On two consecutive nights this week, I sat on our dock at dusk and watched the loons gather. It was an interesting time, one full of serenity and calmness, as well as appreciation for this bird I’ve come to enjoy. Both nights, seemingly, held a routine. Three loons were gathered in the middle of our small Northwoods Wisconsin lake. Two take off, leaving one by themself. On the first night, the two loons circled right overhead making a perimeter sweep of the shoreline. It thrilled and shocked me both. I kept watch, waiting for them to return. The lone loon gracefully glided towards the southern end of the lake. I think they were just riding the current but might have been slowly swimming. During this time all was quiet. I’ve really come to appreciate the quietness of the lake during the week. Eventually, there were loon calls from the southern end, although I couldn’t see them. Soon, all three loons were back together again, at the far end of the lake. And, this sequence of events is repeated on the second night. Throughout all of this, on both nights, there were spectacular sunsets.

At the end of June, just after our move to the lake, I started a poem about dusk. I finished it and offer it today as my Poetry Friday post.
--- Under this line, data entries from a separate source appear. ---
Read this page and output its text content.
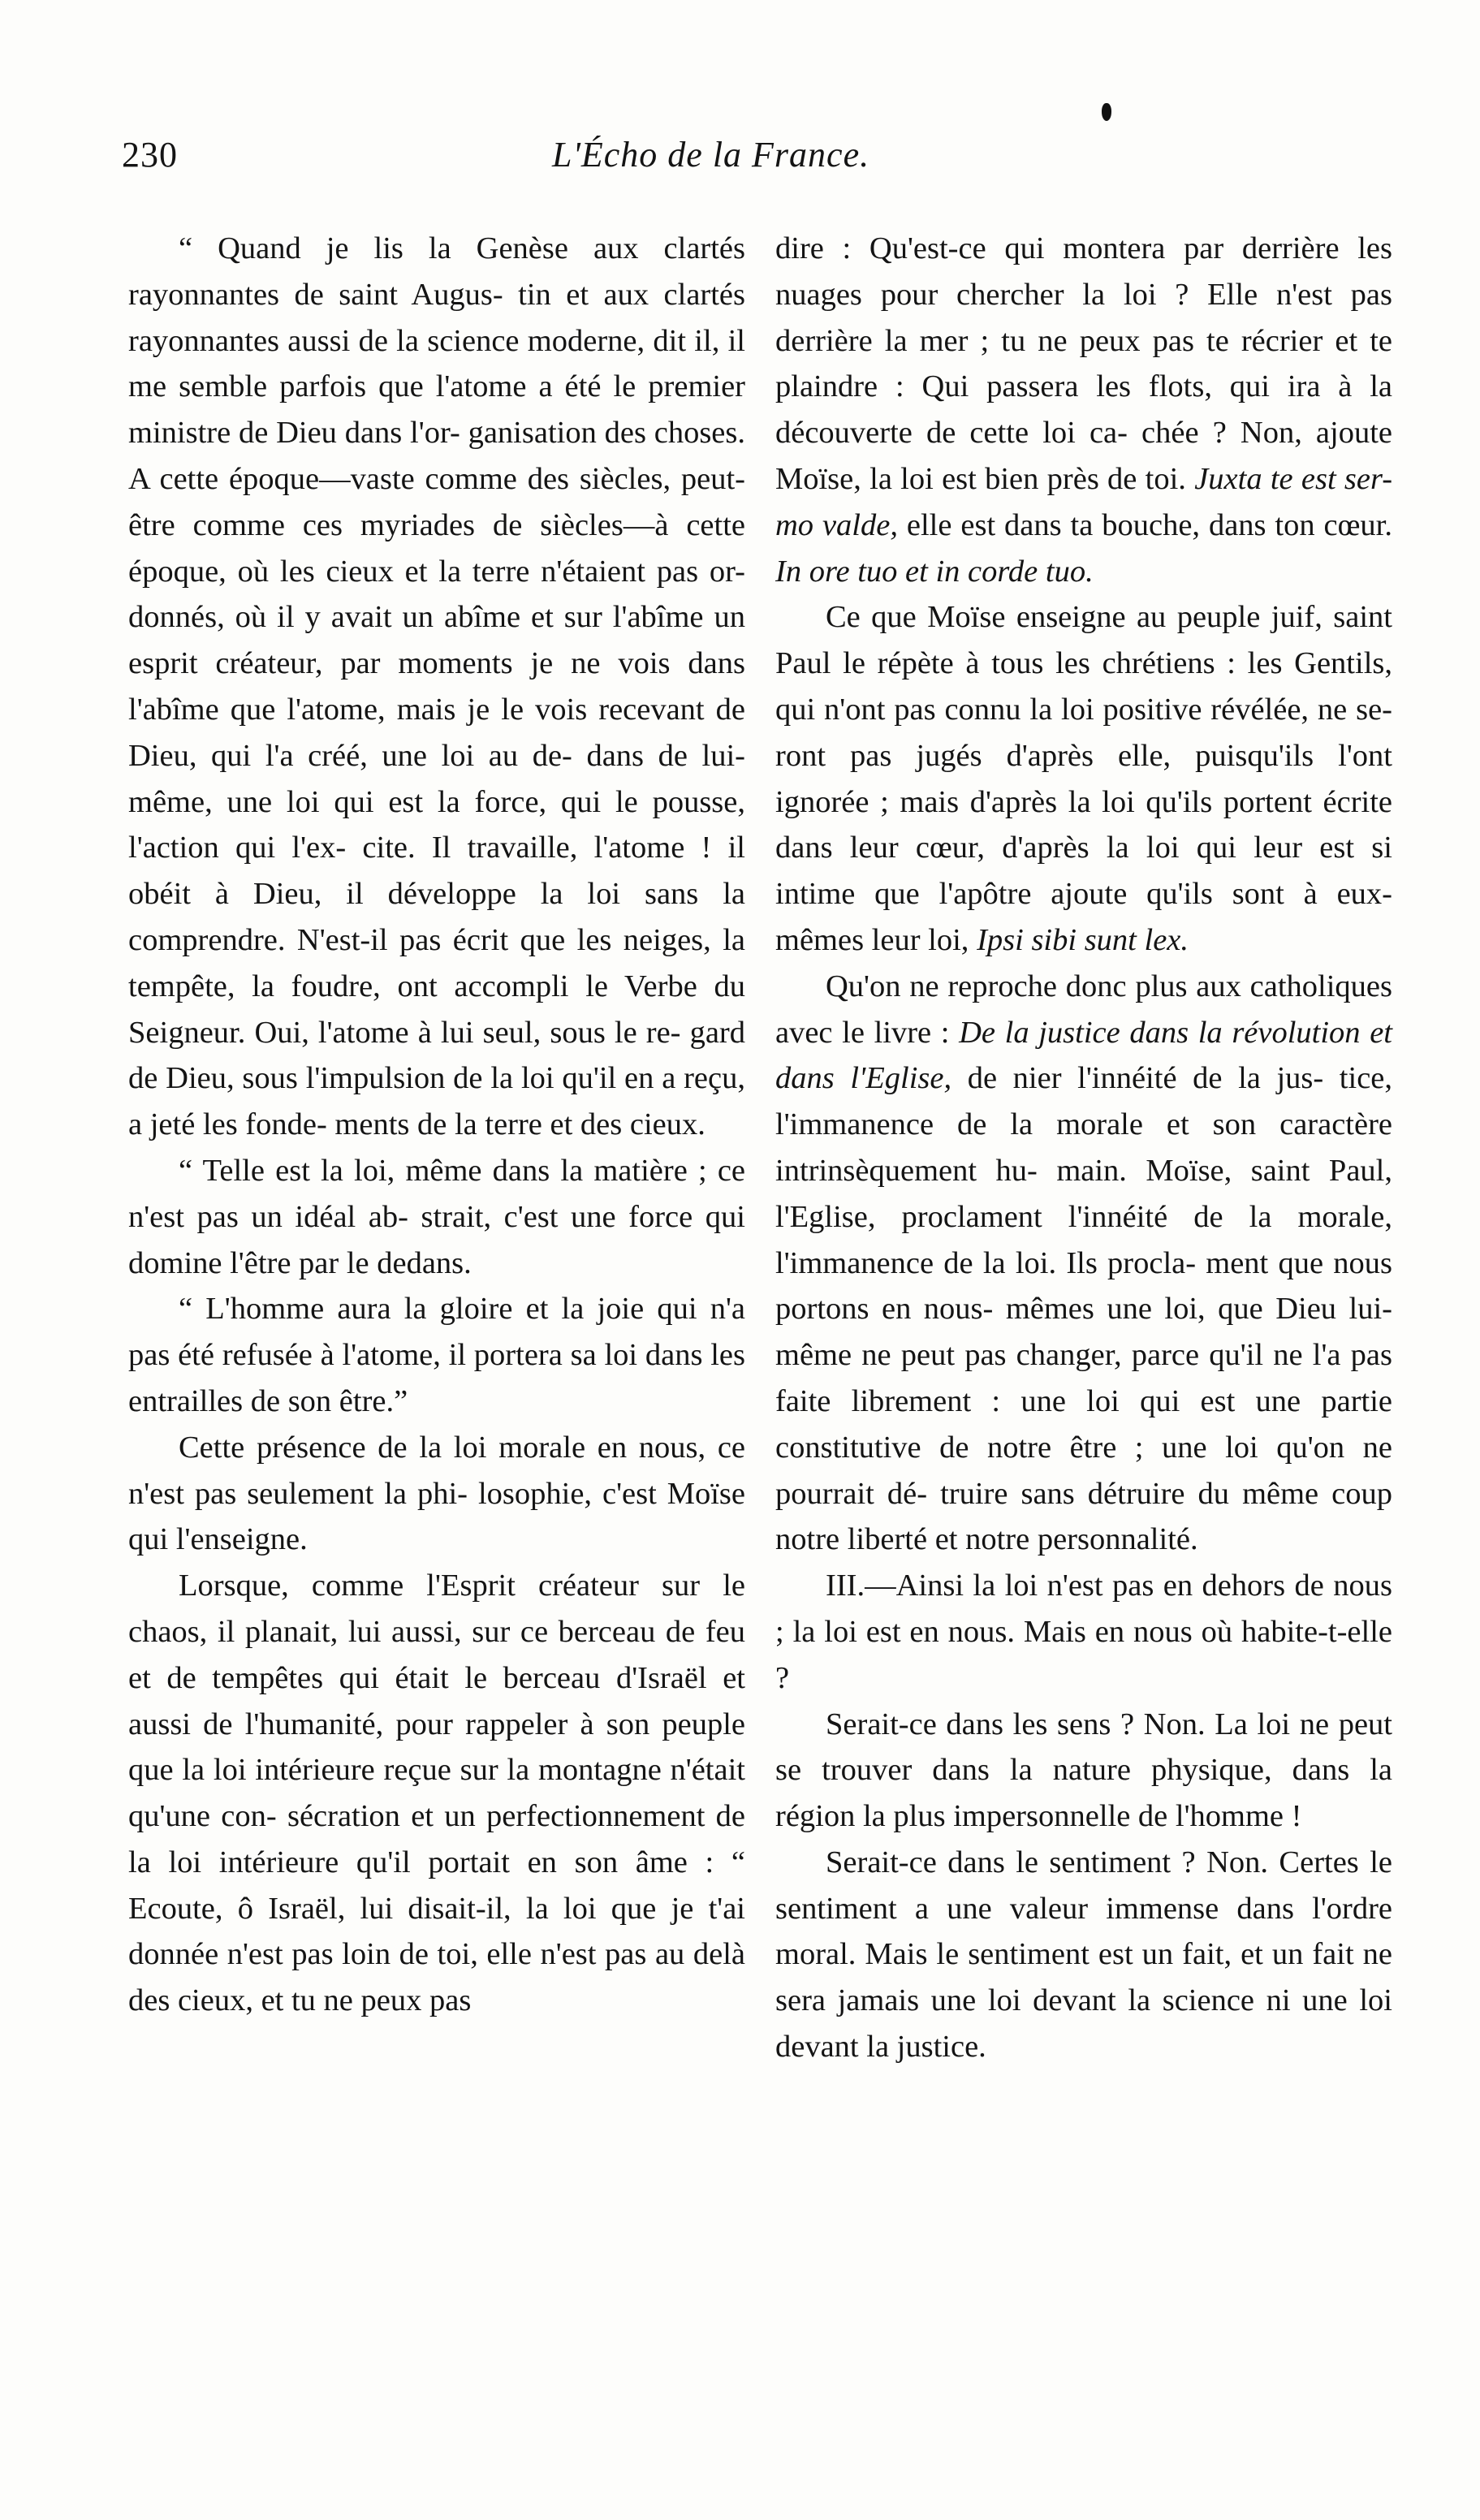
230	L'Écho de la France.

“ Quand je lis la Genèse aux clartés rayonnantes de saint Augus- tin et aux clartés rayonnantes aussi de la science moderne, dit il, il me semble parfois que l'atome a été le premier ministre de Dieu dans l'or- ganisation des choses. A cette époque—vaste comme des siècles, peut-être comme ces myriades de siècles—à cette époque, où les cieux et la terre n'étaient pas or- donnés, où il y avait un abîme et sur l'abîme un esprit créateur, par moments je ne vois dans l'abîme que l'atome, mais je le vois recevant de Dieu, qui l'a créé, une loi au de- dans de lui-même, une loi qui est la force, qui le pousse, l'action qui l'ex- cite. Il travaille, l'atome ! il obéit à Dieu, il développe la loi sans la comprendre. N'est-il pas écrit que les neiges, la tempête, la foudre, ont accompli le Verbe du Seigneur. Oui, l'atome à lui seul, sous le re- gard de Dieu, sous l'impulsion de la loi qu'il en a reçu, a jeté les fonde- ments de la terre et des cieux.

“ Telle est la loi, même dans la matière ; ce n'est pas un idéal ab- strait, c'est une force qui domine l'être par le dedans.

“ L'homme aura la gloire et la joie qui n'a pas été refusée à l'atome, il portera sa loi dans les entrailles de son être.”

Cette présence de la loi morale en nous, ce n'est pas seulement la phi- losophie, c'est Moïse qui l'enseigne.

Lorsque, comme l'Esprit créateur sur le chaos, il planait, lui aussi, sur ce berceau de feu et de tempêtes qui était le berceau d'Israël et aussi de l'humanité, pour rappeler à son peuple que la loi intérieure reçue sur la montagne n'était qu'une con- sécration et un perfectionnement de la loi intérieure qu'il portait en son âme : “ Ecoute, ô Israël, lui disait-il, la loi que je t'ai donnée n'est pas loin de toi, elle n'est pas au delà des cieux, et tu ne peux pas

dire : Qu'est-ce qui montera par derrière les nuages pour chercher la loi ? Elle n'est pas derrière la mer ; tu ne peux pas te récrier et te plaindre : Qui passera les flots, qui ira à la découverte de cette loi ca- chée ? Non, ajoute Moïse, la loi est bien près de toi. Juxta te est ser- mo valde, elle est dans ta bouche, dans ton cœur. In ore tuo et in corde tuo.

Ce que Moïse enseigne au peuple juif, saint Paul le répète à tous les chrétiens : les Gentils, qui n'ont pas connu la loi positive révélée, ne se- ront pas jugés d'après elle, puisqu'ils l'ont ignorée ; mais d'après la loi qu'ils portent écrite dans leur cœur, d'après la loi qui leur est si intime que l'apôtre ajoute qu'ils sont à eux- mêmes leur loi, Ipsi sibi sunt lex.

Qu'on ne reproche donc plus aux catholiques avec le livre : De la justice dans la révolution et dans l'Eglise, de nier l'innéité de la jus- tice, l'immanence de la morale et son caractère intrinsèquement hu- main. Moïse, saint Paul, l'Eglise, proclament l'innéité de la morale, l'immanence de la loi. Ils procla- ment que nous portons en nous- mêmes une loi, que Dieu lui-même ne peut pas changer, parce qu'il ne l'a pas faite librement : une loi qui est une partie constitutive de notre être ; une loi qu'on ne pourrait dé- truire sans détruire du même coup notre liberté et notre personnalité.

III.—Ainsi la loi n'est pas en dehors de nous ; la loi est en nous. Mais en nous où habite-t-elle ?

Serait-ce dans les sens ? Non. La loi ne peut se trouver dans la nature physique, dans la région la plus impersonnelle de l'homme !

Serait-ce dans le sentiment ? Non. Certes le sentiment a une valeur immense dans l'ordre moral. Mais le sentiment est un fait, et un fait ne sera jamais une loi devant la science ni une loi devant la justice.
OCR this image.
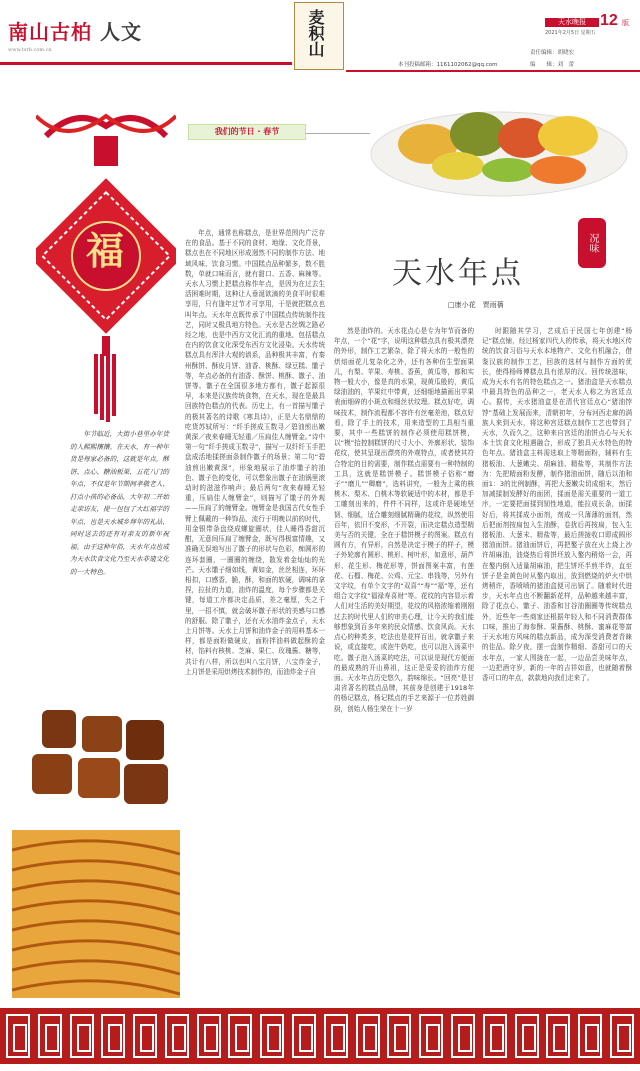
南山古柏 人文
www.tsrb.com.cn	麦积山	天水晚报 12 版
2021年2月5日 星期五
责任编辑：胡晓宏
编　　辑：刘　蕾
本刊投稿邮箱：1161102062@qq.com
福
我们的节日 · 春节
天水年点
况味
□康小花　贾雨蒨
年点，通常也称糕点，是世界范围内广泛存在的食品。基于不同的食材、地缘、文化背景，糕点也在不同地区形成迥然不同的制作方法、地域风味、饮食习惯。中国糕点品种繁多，数不胜数，单就口味而言，就有甜口、五香、麻辣等。天水人习惯上把糕点称作年点，是因为在过去生活困难时期，这种让人垂涎欲滴的美食平时很难享用，只有逢年过节才可享用，于是就把糕点也叫年点。天水年点既传承了中国糕点传统制作技艺，同时又极具地方特色。天水是古丝绸之路必经之地，也是中西方文化汇流的重地，包括糕点在内的饮食文化深受东西方文化浸染。天水传统糕点具有浑沣大观的谱系，品种极其丰富，有秦州酥饼、酥皮月饼、油香、桃酥、绿豆糕、馓子等，年点必备的有油香、酥饼、桃酥、馓子、油饼等。馓子在全国很多地方都有，馓子起源很早，本来是汉族传统食物，在天水，现在是最具回族特色糕点的代表。历史上，有一首描写馓子的极其著名的诗歌《寒具诗》，正是大名鼎鼎的吃货苏轼所写：“纤手搓成玉数寻／碧油煎出嫩黄深／夜来春睡无轻重／压扁佳人缠臂金。”诗中第一句“纤手搓成玉数寻”，描写一双纤纤玉手把盘成活地揉搓面条制作馓子的场景；第二句“碧油煎出嫩黄深”，形象地展示了油炸馓子的油色、馓子色的变化，可以想象出馓子在油锅里滚动时的滋滋作响声；最后两句“夜来春睡无轻重，压扁佳人缠臂金”，则描写了馓子的外观——压扁了的缠臂金。缠臂金是我国古代女性手臂上佩戴的一种饰品，流行于明晚以前的时代，用金银带条盘绕成螺旋圈状，佳人睡得香甜沉酣，无意间压扁了缠臂金，既写得极富情趣，又准确无误地写出了馓子的形状与色彩，痴圆形的连环套圈，一圈圈的缠绕，散发着金灿灿的光芒。天水馓子细如线，黄如金，丝丝相连，环环相扣，口感香，脆，酥，和面的软硬，调味的拿捏，拉扯的力道，油炸的温度，每个步骤都是关键，每道工序都决定品质，差之毫厘，失之千里，一招不慎，就会破坏馓子形状的美感与口感的舒服。除了馓子，还有天水油炸金点子，天水上月饼等。天水上月饼和油炸金子的用料基本一样，都是面粉做硬皮，面粉拌油料做起酥的金材，馅料有核桃、芝麻、果仁、玫瑰酱、糖等，共计有八样，所以也叫八宝月饼，八宝炸金子，上月饼是采用烘烤技术制作的，而油炸金子自
然是油炸的。天水花点心是专为年节而备的年点，一个“花”字，说明这种糕点具有极其漂亮的外形，制作工艺繁杂，除了将天水的一般性的烘焙面花儿复杂化之外，还有各种仿生型面果儿，有梨、苹果、寿桃、香蕉，黄瓜等，都和实物一般大小，像是真的水果，现黄瓜般的，黄瓜绿油油的，苹果红中带黄，还细细地描画出苹果表面细碎的小斑点和细丝状纹理。糕点好吃，调味技术，制作流程都不容许有丝毫差池，糕点好看，除了手上的技术，用来造型的工具相当重要，其中一些糕饼的制作必须使用糕饼模，以“模”拾控制糕饼的尺寸大小、外廓形状、装饰花纹，使其呈现出漂亮的外观特点，或者使其符合特定的目的需要，制作糕点需要有一种特制的工具，这就是糕饼模子。糕饼模子俗称“磨子”“磨儿”“卿磨”，选料讲究，一般为上乘的核桃木、梨木、白桃木等软硬适中的木材，都是手工雕刻出来的，件件不同样，这或许是硬地坚韧、细腻，适合雕刻细腻精确的花纹，纵然使用百年，依旧不变形，不开裂，而决定糕点造型精美与否的关键，全在于糕饼模子的图案。糕点有圆有方，有异形，自然是决定于模子的样子，模子外轮廓有圆形、桃形、树叶形，如意形，葫芦形、花生形、梅花形等，饼面图案丰富，有莲花、石榴、梅花、公鸡、元宝、串钱等，另外有文字纹，有单个文字的“双喜”“寿”“福”等，还有组合文字纹“福禄寿喜财”等。花纹的内容显示着人们对生活的美好期望，花纹的风格浓缩着刚刚过去的时代里人们的审美心理，让今天的我们能够想象到百多年来的民众情感、饮食风尚。天水点心的种类多，吃法也是花样百出，就拿馓子来说，或直接吃，或泡牛奶吃，也可以泡入汤菜中吃。馓子泡入汤菜的吃法，可以说是现代方便面的最成熟的开山鼻祖，这正是妥妥的油炸方便面。天水年点历史悠久，韵味绵长。“回亮”是甘肃省著名的糕点品牌，其前身是创建于1918年的杨记糕点，杨记糕点的手艺来源于一位苏姓御厨，创始人杨生荣在十一岁
时跟随其学习，艺成后于民国七年创建“杨记”糕点铺，经过杨家四代人的传承，将天水地区传统的饮食习俗与天水本地物产、文化有机融合，借鉴汉族的制作工艺，回族的选材与制作方面的优长，使得杨师傅糕点具有浓厚的汉、回传统滋味，成为天水有名的特色糕点之一。猪油盒是天水糕点中最具特色的品种之一，老天水人称之为宫廷点心。据传，天水猪油盒是在清代宫廷点心“猪油饽饽”基础上发展而来，清朝初年，分布河西走廊的满族人来到天水，将这种宫廷糕点制作工艺也带到了天水，久而久之，这种来自宫廷的油饼点心与天水本土饮食文化相遇融合，形成了独具天水特色的特色年点。猪油盒主料需选取上等精面粉，辅料有生猪板油、大葱嫩尖、胡麻油、精盐等，其制作方法为：先把精面粉发酵，制作猪油面饼，随后以油和面1：3的比例制酥，再把大葱嫩尖切成细末，然后加减揉制发酵好的面团，揉面是需关重要的一道工序，一定要把面揉到韧性地道，能拉成长条，面揉好后，将其揉成小面剂，剂成一只薄薄的面剂，然后把面剂按扁包入生油酥，卷扰后再按扁，包入生猪板油、大葱末、精盐等，最后搓拢收口即成圆形猪油面饼。猪油面饼后，再把鏊子放在火上烧上沙许胡麻油，油烧热后将饼坯放入鏊内稍烙一会，再在鏊内倒入适量胡麻油，把生饼坯半煎半炸，直至饼子是金黄色时从鏊内取出，放到燃烧的炉火中烘烤稍许，香喷喷的猪油盒便可出锅了。随着时代进步，天水年点也不断翻新花样，品种越来越丰富，除了花点心、馓子、油香和甘谷油圈圈等传统糕点外，近些年一些商家还根据年轻人和不同消费群体口味，推出了海参酥、果酱酥、桃酥、蜜麻花等富于天水地方风味的糕点新品，成为深受消费者青睐的佳品。除夕夜，摆一盘制作精细、香甜可口的天水年点，一家人围拢在一起，一边品尝美味年点，一边把酒守岁，新的一年的吉祥如意，也就随着酥香可口的年点，款款地向我们走来了。
年节临近，大街小巷里办年货的人熙熙攘攘。在天水，有一种年货是每家必备的，这就是年点。酥饼、点心、糖油板果、五花八门的年点，不仅是年节期间孝敬老人、打点小孩的必备品，大年初二开始走亲访友，提一包包了大红福字的年点，也是天水城乡拜年的礼品，同时送去的还有对亲友的新年祝福。由于这种年俗，天水年点也成为天水饮食文化乃至天水非遗文化的一大特色。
With half the world (it seems) on fire, my husband and I are appreciating the cooler days and refreshing nights in our forested cabin on this small freshwater lake. It doesn’t entirely stop me from worrying about the world or climate change but tempers the anxiety I feel for us globally. This doesn’t mean we are not concerned enough to do our part, it just means that we can think clearly during this uncertain time of global warming. We all have to act NOW if we are to save ourselves from our selfish human consumptive ways. Think sustainably and act sustainably.

Northwoods Dusk

Dusk at the lake
Leaves rustling
Birds, homeward bound, bustling
Quietness returns for goodness sake

A coolness to the air
Invites a turtle to lay her eggs
As our dog begs
To see her as she sits there

Snakes safe in their dark crevasse
The day’s heat gone
And saved for the morns wet lawn
To scare this gardener, a mere lass

As the sun sinks low
A morning dove coos
Evening though the night ensues,
It is summer, don’t you know!?

The days are long
And nights are short,
As the kids build a fort,
We listen to natures song

Soon the fire stops crackling’ bright
And we’re tucked in our cozy beds
Loons make one last yodel overhead
Now all is quiet, dusk turns to night.

© Draft, Carol Labuzzetta, 2022

Loons at Dusk: A Haiku

waiting for the loons

patiently so patiently

crash, water landing

© Carol Labuzzetta, 2022

Today is Poetry Friday. The incomparable Mary Lee Hahn is our host today at Another Year of Reading. Please check out her website for links to more poetry from participants and her own poetry about some yummy summer veggies! Thanks for hosting, Mary Lee.

8 thoughts

  1. Carol, I feel like I’m getting to know the loons here today. My only experience with them is on the back of a Canadian loony dollar. Your dusk poem is so peaceful. I like the use of the word yodel here: “Loons make one last yodel overhead” — I just went to listen to them. I know it stays light late this time of year, doesn’t it? So there probably are some summer days where you are tucked into bed before dusk turns to night!